Altro caso è quello di Viale dello Sport, dove la ditta Nibis tirò su, anni fa, uno scheletro di quello che sarebbe dovuta divenire una caserma, come da Piano Regolatore. Dopo anni il cambio di destinazione permetterà alla società di D’Isidori di costruire delle residenze. Un po’ come al porto lo stabile di Santarelli che diventerà, forse, un grattacielo.

Forse esageriamo ma sembrerebbe alla luce dei fatti che qualsiasi imprenditore che abbia la forza di reggere gli anni di attesa, possa costruire dove vuole, qualsiasi cosa, tanto prima o poi arriverà un’Amministrazione che permetterà di convertire ad uso abitativo.
Ma non è finita qui, arriviamo nei lotti di via Esino, di Enio Gabrielli e Alessandra srl. Apparentemente sembrerebbero due parcheggi sull’erba e invece, grazie alla presenza di due casette tipo da rimessaggio, anche lì verranno costruite delle palazzine. Stessa storia per il lotto di via Asiago/Toscana, in cui si costruirà su un fazzoletto d’erba.
Torniamo alla frase di Canducci relativa ai “non aumenti di volumetrie”: ma cosa s’intende allora per volumetrie?

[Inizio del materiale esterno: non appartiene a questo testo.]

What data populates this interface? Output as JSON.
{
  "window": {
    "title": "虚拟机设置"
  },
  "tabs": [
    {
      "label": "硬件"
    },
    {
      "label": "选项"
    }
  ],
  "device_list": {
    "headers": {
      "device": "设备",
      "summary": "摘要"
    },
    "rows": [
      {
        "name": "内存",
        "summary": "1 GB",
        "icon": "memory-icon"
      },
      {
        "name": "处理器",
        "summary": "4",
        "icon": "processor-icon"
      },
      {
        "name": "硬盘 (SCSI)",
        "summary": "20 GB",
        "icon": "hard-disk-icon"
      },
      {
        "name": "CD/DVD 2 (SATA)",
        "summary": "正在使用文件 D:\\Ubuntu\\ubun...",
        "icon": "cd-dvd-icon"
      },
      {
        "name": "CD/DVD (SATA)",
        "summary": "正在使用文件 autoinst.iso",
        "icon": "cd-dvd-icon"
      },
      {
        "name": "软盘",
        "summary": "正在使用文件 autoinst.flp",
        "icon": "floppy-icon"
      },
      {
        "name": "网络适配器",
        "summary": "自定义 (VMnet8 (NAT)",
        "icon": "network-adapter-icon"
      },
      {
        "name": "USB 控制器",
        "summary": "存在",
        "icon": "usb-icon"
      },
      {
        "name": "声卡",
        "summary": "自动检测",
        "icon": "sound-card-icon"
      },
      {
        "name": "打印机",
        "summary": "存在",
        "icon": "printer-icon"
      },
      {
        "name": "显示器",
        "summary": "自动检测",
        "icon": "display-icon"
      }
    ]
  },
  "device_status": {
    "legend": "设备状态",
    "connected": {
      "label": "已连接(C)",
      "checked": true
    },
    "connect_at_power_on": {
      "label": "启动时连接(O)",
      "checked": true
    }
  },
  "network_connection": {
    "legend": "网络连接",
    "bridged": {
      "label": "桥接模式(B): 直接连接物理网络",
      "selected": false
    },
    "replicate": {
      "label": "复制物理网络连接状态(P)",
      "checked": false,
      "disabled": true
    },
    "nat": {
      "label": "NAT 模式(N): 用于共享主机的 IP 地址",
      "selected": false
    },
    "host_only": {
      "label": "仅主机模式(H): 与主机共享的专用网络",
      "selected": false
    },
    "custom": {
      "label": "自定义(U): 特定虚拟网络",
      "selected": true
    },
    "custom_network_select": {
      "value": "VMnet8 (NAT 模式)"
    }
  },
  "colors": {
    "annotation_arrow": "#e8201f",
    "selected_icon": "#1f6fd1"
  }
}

In effetti non sarebbero da considerarsi quelle di partenza ma quelle assentite, ovvero in relazione alle dimensioni del lotto, non a quello che c’è già costruito sopra. In più l’Amministrazione ha concesso un ulteriore aumento, pari al 15%, che guarda caso corrisponderebbe alla percentuale che il privato deve restituirgli.

Una breve cronistoria. Ricordiamo innanzitutto che il “Progetto Casa”, di cui si parla dal 2007, fu portato in Consiglio Comunale nel settembre del 2008 e approvato in maggioranza anche se, ad onor del vero, l’allora consigliere comunale di Rifondazione Comunista, Daniele Primavera, aveva subordinato il suo voto favorevole all’impegno della stessa maggioranza, che una volta approvato l’indirizzo generale il merito sarebbe dovuto essere valutato sui singoli progetti presentati e su quelli singolarmente si sarebbe fatta una valutazione in base al loro miglioramento della città, del loro grado di riqualificazione, della loro spendibilita’ in termini di nuovi appartamenti. Passarono oltre due anni, prima che di nuovo il “progetto” tornasse in consiglio, il 30 marzo del 201.

In quella occasione il consiglio approvò con 19 voti a favore, 4 contrari (Primavera, De Vecchis, Vignoli e Poli) e un astenuto Menzietti.